Poor performance TF-TRT versus TensorRT C++ API

Hi, I have trained my own model (using transfer learning with resnet50 as the base model) and generated the tensorRT inferences using TF-TRT versus TensorRT C++ API. I was expecting higher performance with the TRT C++ API implementation compared to TF-TRT but I got the opposite results. Could you please assist?. See the chart below:

GPU model: Tesla T4

TF-TRT5 Environment: Ubuntu 16.04.5 LTS | nvidia driver 410.72 | TensorRT 5.0 | TensorFlow 1.10| CUDA 10.0 | Imagenet | script inference.py | docker image nvcr.io/nvidia/tensorflow:18.10-py3

Native TRT5 Environment: Ubuntu 16.04.5 LTS | nvidia driver 410.79 | TensorRT 5.0.2 | CUDA 10.0 | script trtexec.cpp | nvcr.io/nvidia/tensorrt:18.11-py3

Looking at your graph it looks like you’re only seeing an issue once the batch size hits 32. Is that right? If you can get me a small repro I can look into it more. PM me directly if you don’t want to post code or data to the public forum.
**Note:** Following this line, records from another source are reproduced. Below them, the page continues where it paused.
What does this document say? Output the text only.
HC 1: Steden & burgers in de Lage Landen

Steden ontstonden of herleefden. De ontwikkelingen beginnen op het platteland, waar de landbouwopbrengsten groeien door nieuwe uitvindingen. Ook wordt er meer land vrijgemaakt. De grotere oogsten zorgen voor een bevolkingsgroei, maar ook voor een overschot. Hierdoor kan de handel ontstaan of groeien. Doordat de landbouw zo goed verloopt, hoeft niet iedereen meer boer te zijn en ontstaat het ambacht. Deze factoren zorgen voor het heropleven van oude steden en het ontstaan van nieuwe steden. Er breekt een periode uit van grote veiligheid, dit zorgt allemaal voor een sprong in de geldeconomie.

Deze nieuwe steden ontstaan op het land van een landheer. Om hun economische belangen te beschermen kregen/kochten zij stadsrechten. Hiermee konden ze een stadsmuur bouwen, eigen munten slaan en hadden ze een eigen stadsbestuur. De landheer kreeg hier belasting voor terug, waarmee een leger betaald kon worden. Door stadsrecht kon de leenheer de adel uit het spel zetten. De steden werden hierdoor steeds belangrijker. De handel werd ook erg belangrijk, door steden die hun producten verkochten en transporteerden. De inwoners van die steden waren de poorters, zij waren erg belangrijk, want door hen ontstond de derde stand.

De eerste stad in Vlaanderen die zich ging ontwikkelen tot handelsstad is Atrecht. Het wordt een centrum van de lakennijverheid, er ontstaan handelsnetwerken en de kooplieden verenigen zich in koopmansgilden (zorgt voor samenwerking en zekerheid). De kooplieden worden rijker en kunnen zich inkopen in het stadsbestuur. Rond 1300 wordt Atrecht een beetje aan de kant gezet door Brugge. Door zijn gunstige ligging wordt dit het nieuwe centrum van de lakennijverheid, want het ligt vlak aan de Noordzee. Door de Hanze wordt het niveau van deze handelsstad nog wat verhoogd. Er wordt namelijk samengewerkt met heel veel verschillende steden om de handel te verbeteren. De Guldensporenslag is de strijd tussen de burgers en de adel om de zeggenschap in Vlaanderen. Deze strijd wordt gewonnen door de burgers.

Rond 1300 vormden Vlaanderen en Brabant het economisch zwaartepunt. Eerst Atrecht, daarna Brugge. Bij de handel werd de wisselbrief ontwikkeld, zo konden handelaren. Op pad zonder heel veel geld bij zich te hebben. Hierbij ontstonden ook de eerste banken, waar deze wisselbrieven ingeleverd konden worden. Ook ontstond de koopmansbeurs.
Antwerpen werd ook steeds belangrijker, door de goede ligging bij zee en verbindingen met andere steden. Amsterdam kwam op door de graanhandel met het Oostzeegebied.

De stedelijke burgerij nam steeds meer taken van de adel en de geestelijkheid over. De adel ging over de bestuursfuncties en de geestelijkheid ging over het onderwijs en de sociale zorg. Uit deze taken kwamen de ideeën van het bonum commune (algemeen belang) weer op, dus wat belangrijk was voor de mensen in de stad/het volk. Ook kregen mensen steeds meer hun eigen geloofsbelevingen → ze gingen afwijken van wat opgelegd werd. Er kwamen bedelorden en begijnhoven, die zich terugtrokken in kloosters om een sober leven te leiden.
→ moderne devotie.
hello, the issue is with the entire set of batch sizes using native TensorRT C++ API, I ran the same tests with the pre-trained model resnet-50 as the benchmark and similar throughput is what we are expecting for our custom model, please see enclosed the chart. I will send a PM with the repro.

Hi Kevin, I have sent you a PM with the repro instructions, thanks in advance for your support!